As I approached the icefield, I was still struggling with how to find the order in the chaos. It quickly became apparent to me that speed would be the only way I could be successful. This is counterintuitive according to conventional wisdom, which advocates for a slow, methodical approach to discover and capture images. Trust me, I am a disciple of that philosophy, but after exposing one or two images, I knew conventional wisdom would not work in this case. So, I removed my backpack, set aside my tripod, and walked into the icefield with just my camera and the hope that something would come together for me.
Fortunately, after walking a short distance, the images began to reveal themselves. The key was to get low and close. Really low and really close. Soon I was crawling across the snow and ice on all fours while composing with the live view feature of my camera. The combination of the live view and the cold soon consumed my battery, but I had another in my pocket and I quickly replaced it. I didn’t miss a beat. The sun neared the horizon and glowed more and more orange. I continued crawling in the snow as multiple compositions revealed themselves to me. It was magical. Time seemed to stand still, even though the setting sun continuously emphasized the passage of time to me. By the time the sun sank below the horizon, I had captured a dozen compositions and I realized my backpack and tripod were so far away I couldn’t see them. It was time to head back before it was too dark.

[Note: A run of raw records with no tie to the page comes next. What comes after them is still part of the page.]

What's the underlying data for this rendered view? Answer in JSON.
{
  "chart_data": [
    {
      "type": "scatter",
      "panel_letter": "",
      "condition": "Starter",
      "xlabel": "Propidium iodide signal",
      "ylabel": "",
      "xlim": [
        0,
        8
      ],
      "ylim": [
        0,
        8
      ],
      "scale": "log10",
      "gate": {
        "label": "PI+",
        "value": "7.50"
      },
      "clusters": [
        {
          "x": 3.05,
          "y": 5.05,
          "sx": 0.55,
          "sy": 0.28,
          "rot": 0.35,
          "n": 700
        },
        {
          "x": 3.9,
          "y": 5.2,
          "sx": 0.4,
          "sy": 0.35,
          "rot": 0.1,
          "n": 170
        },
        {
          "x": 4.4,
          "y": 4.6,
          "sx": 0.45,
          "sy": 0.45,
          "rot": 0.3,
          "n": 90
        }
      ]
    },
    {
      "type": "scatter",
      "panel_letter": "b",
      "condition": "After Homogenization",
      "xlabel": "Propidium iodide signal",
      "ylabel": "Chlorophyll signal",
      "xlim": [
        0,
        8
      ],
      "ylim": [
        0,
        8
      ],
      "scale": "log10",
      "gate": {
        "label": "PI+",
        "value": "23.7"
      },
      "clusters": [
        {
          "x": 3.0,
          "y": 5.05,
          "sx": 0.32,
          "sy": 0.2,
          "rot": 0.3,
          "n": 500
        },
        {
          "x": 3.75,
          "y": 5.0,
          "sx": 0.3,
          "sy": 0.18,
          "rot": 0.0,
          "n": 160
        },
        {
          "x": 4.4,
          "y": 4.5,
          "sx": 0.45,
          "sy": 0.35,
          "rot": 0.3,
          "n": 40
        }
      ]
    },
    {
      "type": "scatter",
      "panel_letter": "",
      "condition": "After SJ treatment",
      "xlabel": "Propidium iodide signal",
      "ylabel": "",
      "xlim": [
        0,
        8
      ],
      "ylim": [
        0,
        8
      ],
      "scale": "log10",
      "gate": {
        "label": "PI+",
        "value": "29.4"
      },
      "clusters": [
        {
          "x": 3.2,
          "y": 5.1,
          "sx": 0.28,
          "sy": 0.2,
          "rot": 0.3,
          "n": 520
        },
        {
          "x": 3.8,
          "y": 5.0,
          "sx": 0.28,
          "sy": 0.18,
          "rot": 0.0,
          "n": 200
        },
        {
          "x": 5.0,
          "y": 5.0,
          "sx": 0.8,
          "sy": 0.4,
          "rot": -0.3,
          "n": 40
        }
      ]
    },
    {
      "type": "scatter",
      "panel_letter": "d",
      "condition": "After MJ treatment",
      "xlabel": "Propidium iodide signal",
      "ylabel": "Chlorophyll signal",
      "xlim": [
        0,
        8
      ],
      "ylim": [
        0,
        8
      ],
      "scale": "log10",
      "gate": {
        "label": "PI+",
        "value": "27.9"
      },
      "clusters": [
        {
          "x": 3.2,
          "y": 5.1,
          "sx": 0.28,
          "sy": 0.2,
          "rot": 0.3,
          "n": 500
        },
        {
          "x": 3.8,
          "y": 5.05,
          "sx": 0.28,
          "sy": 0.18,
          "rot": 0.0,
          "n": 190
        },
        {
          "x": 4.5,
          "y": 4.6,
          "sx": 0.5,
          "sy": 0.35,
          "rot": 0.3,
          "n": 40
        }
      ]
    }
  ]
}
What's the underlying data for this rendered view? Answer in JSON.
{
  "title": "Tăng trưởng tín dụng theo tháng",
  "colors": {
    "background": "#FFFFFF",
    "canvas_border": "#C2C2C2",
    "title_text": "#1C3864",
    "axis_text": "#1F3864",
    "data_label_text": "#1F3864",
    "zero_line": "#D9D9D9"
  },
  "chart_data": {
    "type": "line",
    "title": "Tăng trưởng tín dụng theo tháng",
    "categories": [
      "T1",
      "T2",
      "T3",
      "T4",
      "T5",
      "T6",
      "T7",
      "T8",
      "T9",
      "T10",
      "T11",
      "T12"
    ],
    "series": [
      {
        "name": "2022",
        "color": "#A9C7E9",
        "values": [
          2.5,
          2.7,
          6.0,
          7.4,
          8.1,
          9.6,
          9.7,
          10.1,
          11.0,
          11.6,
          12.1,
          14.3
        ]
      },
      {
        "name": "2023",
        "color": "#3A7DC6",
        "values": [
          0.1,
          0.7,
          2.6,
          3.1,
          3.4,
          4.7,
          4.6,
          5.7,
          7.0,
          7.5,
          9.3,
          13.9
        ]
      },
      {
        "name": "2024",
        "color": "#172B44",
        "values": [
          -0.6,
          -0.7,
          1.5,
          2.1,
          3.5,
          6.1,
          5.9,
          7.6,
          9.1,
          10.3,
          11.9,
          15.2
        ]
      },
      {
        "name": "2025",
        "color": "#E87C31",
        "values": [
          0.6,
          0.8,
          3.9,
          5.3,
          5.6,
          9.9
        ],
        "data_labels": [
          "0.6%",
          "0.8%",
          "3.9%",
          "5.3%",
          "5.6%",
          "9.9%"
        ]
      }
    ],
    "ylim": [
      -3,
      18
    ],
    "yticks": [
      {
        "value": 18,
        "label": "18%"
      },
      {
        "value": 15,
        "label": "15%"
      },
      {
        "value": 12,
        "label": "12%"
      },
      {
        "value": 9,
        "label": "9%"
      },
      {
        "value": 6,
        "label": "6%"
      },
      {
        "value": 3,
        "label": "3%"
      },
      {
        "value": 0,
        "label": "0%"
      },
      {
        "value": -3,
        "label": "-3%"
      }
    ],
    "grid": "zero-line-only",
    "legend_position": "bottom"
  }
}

To illustrate what I’m talking about, I’ve created a montage of images from the beginning of the shoot to the end. The earliest image appears on the upper left and the last image is on the lower right. The time between the first and last images is about 30 minutes. To my eye, the images greatly improved as I explored the icefield. The more I crawled, the better the images became. These aren’t the only images I created during this shoot, but they illustrate my experience. I hope you enjoy them! Most importantly, they illustrate why I love photography!!